Капитан Квилтер позволил себе удовлетворенно улыбнуться. Высоко над его головой заполаскивали передние шкаторины, пока верхолазы растягивали парус. Тень облака проползла по палубе и исчезла, рассеянная солнечным светом. Погода, похоже, не собиралась меняться. Через два дня «Беллерофонт» достигнет Темзы, а точнее — Нора, якорной стоянки, где таинственные ящики перегрузят на полубаркас, и тогда он, получив еще тысячу рейхсталеров, сможет навсегда вычеркнуть их из памяти.
Спустя минуту он уже был в своей каюте среди разбросанных карт и компасов. Вскоре после этого, когда «Беллерофонт» входил в Гельголандскую бухту, издалека донесся перезвон церковных колоколов — дурное предзнаменование. Однако тогда капитан Квилтер не обратил на это никакого внимания; и даже мельком не подумал он о другом торговом корабле, «Звезда Любека», что маячил в окошке иллюминатора, следуя за ними примерно тем же курсом. Вместо этого он склонил голову над потрепанным морским атласом с указанными местами отмелей и затонувших судов, чтобы наметить подходы к Нору и дальше — к лондонскому порту.
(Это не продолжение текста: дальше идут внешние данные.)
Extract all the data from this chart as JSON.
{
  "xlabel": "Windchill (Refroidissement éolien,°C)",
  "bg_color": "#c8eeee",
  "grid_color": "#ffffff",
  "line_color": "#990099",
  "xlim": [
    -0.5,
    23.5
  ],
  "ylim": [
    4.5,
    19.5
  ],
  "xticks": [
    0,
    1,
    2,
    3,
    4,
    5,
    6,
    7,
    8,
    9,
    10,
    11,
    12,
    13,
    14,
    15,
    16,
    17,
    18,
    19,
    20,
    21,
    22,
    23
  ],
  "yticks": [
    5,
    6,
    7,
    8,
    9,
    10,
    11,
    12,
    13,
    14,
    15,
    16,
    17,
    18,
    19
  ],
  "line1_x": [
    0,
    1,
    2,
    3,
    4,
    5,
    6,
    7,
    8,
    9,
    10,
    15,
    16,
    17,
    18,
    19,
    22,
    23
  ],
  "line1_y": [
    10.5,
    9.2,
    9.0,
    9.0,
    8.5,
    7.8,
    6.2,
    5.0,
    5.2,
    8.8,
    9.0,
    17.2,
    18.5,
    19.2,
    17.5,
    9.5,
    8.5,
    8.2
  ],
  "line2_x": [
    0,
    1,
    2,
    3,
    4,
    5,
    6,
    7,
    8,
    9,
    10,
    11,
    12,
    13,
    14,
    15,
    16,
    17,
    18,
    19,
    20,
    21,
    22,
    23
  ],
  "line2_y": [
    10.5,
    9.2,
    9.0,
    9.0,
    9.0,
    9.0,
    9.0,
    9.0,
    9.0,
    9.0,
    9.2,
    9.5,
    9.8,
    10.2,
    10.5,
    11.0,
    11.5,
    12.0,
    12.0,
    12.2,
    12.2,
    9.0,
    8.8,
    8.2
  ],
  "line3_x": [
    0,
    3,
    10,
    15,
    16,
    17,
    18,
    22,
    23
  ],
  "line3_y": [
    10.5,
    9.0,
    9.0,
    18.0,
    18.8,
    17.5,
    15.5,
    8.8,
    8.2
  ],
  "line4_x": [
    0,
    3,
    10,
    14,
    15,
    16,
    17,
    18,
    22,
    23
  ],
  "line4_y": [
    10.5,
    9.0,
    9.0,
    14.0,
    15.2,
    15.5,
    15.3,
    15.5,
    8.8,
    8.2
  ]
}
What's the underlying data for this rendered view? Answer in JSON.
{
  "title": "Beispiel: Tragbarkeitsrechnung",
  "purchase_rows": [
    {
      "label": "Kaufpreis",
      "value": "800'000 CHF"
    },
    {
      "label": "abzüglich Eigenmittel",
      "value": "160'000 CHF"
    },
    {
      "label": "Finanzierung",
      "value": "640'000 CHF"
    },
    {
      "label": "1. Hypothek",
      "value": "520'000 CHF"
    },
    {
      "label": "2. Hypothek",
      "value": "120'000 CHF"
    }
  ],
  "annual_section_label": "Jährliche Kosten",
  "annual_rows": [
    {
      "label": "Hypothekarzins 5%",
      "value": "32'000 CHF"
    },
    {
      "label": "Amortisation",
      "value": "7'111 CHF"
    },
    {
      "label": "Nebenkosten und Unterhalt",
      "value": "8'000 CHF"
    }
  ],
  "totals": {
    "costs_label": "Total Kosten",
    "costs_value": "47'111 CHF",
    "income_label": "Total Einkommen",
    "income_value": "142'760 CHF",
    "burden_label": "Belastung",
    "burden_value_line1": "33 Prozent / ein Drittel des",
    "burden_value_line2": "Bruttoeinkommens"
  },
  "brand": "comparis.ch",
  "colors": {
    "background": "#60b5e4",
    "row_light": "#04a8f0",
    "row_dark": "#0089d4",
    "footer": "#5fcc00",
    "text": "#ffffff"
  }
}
Путешествие в Гамбург из Вроцлавского замка заняло более трех недель. Снег валил по всей Богемии и Пфальцу так же, как и в Силезии. Целыми днями снегопады преграждали дорогу рыщущим в поисках провизии войскам, заставляя их разбивать лагерь в чистом поле или, к удивлению сельчан, в первой попавшейся деревне. От Гейдельберга на западе до Моравии на востоке императорские солдаты с трудом размещались на постой, а то стояли биваками в глубоких расселинах прямо под открытым небом, увязая в снегу и ругаясь, что так мало корма можно найти для их голодных лошадей. Во внутренних дворах и садах Пражского замка снег лежал в три фута глубиной. После того как ворота рухнули под напором атакующих, грабежи не прекращались пять дней; худшие пророчества Отакара сбылись. Дворцы и Испанские залы — все постепенно разграбили, так же как и церкви, и даже на кладбище разрыли могилы: у покойников, по слухам, имелись золотые зубы. Дома на Злате уличке и лаборатории в Математической башне тоже не убереглись — из-за очередных слухов о том, что Фридриховы алхимики из общества розенкрейцеров открыли способ превращения угля в золото. Нашлось там золото или уголь — неизвестно, но сокровищ замка, а в дальнейшем и Старого города, оказалось вполне достаточно, и немало мародерствующих солдат были вынуждены нанять «ишаков», которые тащили для них мешки с награбленным добром.
После долгого via dolorosa [132] из Праги беглый королевский двор прибыл в Силезию и прожил в Бреслау шесть дней. Утром седьмого дня караван, точнее, часть его двинулась на север, а затем повернула к западу, следуя вдоль извилистых берегов Одера; в рассветных лучах они смотрелись как грязное стадо каких-то кочующих животных. Шли с неизменными остановками. Через день драгоценные ящики погрузили на семь барж, но сперва мужчинам, ловко орудующим шестами, пришлось разбивать лед, поскольку Одер, а вслед за ним и Эльба уже подмерзли. И все-таки одна из барж получила пробоину, и ее отбуксировали к берегу, что повлекло за собой, однако, очередную задержку, после которой путешествие возобновилось во всей своей неизменной медлительности. За кормой появлялись и исчезали пограничные столбики. Фридланд. Саксония. Бранденбург. Мекленбург. Таможенные посты, каждый со своей охраной и пушками, маячили и пропадали в тумане. На каждом из них давались изрядные взятки, и ни одну баржу не досматривали, ни один из ящиков не вскрыли для проверки.
132
Скорбный путь (лат.), путь Христа на Голгофу.